Потом он вернулся в партер. В кружке умных – Никита Муравьев, Жано Пущин, Бестужев-Рюмин, Муравьев-Апостол – рассуждали о Расине: создавая образ Эсфири, он желал влиять на добрые начала Людовика XIV… И следовала такая мысль: нужно влиять на Александра.
– Но госпожа Ментенон, игравшая Эсфирь, была любовницей Людовика XIV, – сказал Пушкин. – Увы, наш Александр в театр не ходит…
Серьезный разговор продолжался, но он отвлекся. В соседнем кружке молодые офицеры обсуждали женские достоинства недавних выпускниц школы. И он принял деятельное участие в решении вопроса: кто из девушек jarretees, с сжатыми ногами, и у кого arquees, колени раскрыты… Конечно, политика – вещь важная, но есть и другие, не менее важные вещи…
Но что это? Чей-то упорный взгляд заставил его оглянуться… Широко раскрытые, смущенные, преданные, любящие глаза смотрели на него. Между дамой со страусовым током на голове и худощавым господином с бакенбардами на английский манер сидела Таланья! Он издали поклонился ей. Роман их продолжался. Скромный домик на северной окраине Васильевского острова служил им убежищем…

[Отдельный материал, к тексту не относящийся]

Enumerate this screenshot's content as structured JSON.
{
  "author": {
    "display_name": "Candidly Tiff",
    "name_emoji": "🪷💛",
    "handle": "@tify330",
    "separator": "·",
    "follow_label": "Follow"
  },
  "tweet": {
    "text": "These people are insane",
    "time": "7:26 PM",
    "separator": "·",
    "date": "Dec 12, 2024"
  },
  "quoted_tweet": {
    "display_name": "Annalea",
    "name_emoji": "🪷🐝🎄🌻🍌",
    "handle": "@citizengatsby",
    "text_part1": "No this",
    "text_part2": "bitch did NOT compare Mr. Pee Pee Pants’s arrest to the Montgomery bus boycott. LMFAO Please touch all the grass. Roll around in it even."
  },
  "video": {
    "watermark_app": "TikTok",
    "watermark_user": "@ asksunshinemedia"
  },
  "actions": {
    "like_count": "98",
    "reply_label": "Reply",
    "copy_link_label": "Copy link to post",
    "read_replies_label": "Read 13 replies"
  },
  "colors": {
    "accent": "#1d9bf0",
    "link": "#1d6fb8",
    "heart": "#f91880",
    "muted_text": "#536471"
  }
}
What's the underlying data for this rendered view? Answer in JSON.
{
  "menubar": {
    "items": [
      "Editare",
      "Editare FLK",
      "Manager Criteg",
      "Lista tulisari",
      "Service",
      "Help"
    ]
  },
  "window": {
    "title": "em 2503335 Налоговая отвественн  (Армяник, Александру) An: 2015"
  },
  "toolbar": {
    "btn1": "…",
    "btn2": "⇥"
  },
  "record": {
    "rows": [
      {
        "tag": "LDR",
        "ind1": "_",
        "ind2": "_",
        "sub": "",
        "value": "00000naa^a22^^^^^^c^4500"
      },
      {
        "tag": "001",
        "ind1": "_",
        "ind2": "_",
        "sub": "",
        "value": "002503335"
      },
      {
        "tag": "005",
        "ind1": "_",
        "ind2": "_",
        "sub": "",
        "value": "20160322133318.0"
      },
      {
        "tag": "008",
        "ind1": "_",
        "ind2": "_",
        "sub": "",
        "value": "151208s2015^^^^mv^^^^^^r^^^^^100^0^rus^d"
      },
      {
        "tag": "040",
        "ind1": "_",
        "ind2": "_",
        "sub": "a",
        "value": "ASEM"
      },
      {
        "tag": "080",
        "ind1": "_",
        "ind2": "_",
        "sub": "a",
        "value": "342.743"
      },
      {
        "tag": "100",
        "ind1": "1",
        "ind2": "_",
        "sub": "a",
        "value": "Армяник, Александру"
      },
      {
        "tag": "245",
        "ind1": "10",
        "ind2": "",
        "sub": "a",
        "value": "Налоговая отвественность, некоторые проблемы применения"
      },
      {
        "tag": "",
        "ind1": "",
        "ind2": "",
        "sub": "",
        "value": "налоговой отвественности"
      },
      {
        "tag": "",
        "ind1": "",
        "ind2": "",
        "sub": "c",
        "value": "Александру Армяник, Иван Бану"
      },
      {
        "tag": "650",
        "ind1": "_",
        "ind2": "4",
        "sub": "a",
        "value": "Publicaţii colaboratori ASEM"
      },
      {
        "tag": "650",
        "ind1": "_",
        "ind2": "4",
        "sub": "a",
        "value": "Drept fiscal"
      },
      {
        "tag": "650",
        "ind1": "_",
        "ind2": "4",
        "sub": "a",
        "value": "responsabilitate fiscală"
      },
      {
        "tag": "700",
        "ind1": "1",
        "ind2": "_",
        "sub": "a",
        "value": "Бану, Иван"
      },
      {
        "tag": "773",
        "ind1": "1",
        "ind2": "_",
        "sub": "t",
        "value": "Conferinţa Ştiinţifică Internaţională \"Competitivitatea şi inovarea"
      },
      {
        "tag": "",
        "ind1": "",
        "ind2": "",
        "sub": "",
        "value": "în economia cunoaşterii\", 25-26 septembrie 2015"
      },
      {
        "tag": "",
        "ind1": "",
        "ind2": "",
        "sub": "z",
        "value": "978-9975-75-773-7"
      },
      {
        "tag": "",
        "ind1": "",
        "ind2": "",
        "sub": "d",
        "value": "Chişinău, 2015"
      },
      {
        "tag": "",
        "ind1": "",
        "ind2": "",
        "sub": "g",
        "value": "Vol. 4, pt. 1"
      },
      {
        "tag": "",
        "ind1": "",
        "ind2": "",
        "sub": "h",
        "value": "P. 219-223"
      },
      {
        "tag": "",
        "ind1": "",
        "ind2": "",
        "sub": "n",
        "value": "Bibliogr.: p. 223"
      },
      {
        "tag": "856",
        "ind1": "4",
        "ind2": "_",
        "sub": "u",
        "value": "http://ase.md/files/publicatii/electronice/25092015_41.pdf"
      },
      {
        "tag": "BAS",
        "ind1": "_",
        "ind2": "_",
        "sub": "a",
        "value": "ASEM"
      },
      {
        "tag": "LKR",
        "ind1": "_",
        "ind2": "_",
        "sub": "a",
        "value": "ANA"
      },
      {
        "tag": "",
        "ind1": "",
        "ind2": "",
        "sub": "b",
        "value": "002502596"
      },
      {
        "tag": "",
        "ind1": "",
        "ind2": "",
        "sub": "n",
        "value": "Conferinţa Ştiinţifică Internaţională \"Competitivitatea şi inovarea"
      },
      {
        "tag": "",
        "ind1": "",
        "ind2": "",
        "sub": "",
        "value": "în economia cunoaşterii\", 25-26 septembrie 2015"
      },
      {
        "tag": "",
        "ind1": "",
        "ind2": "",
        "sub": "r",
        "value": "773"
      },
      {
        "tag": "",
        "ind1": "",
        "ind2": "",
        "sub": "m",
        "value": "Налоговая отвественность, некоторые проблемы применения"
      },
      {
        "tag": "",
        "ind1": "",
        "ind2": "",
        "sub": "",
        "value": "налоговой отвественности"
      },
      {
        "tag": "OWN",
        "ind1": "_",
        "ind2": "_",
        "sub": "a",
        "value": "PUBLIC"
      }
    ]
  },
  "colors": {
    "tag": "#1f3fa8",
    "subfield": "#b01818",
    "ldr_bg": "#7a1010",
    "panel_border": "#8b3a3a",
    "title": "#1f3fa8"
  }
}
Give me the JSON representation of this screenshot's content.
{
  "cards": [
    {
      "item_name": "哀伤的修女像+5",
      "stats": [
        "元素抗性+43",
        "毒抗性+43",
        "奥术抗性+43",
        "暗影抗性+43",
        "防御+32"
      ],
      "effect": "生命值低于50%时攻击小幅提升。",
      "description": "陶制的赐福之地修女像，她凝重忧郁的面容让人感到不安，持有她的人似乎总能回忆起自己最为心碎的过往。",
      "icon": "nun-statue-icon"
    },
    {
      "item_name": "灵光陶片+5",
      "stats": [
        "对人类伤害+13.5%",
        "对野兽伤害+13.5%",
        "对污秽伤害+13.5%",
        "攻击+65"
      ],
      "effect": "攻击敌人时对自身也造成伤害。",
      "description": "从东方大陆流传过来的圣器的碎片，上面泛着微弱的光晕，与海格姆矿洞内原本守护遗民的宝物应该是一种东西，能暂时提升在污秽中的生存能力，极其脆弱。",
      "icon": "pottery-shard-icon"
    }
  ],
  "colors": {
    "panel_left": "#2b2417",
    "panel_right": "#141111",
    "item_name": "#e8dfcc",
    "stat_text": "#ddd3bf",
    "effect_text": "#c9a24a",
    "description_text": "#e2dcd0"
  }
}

Снова взвился занавес. С подмостков в разверстый зал, в раскрытые сердца и души полилась расплавленная лава слов – и началось ни с чем не сравнимое наслаждение.
Сцена изображала пышные чертоги Артаксеркса. Приземистые колонны, могучие своды, широкие террасы, яркие ткани, причудливые украшения подчеркивали тяжелую восточную роскошь…
Итак, лживый Аман неистовой клеветой подвигнул персидского царя Артаксеркса на полное истребление чад Израилевых. Но, нарушив суровый, грозивший смертью запрет, без спроса вступила в покои царя Эсфирь.
Как Семенова появилась! Как она вошла! Одну руку она отвела назад, будто искала и не находила в воздухе опоры, а другую – простерла перед собой, защищаясь от страшного и неминуемого удара. Служанки поддерживали тогу. Голову венчала корона. Неровными толчками продвигалась она вперед – как царица, но и как рабыня.
Кто вступить сюда непризванный дерзает? Кто, смерти возжелав, закон мой нарушает?
Да, кара была неминуема! Голос гневного Артаксеркса, яростный взгляд его повергли всех в ужас. Смятение на лицах служанок… и Эсфирь пала без чувств.
Зал замер. Все затаили дыхание. В этой тишине нестерпимым казался малейший лишний звук…
вскричал Артаксеркс.
И все – и в близких креслах, и в ложах, и в далеком райке – увидели бледность ланит Семеновой. А ведь она неподвижно лежала!..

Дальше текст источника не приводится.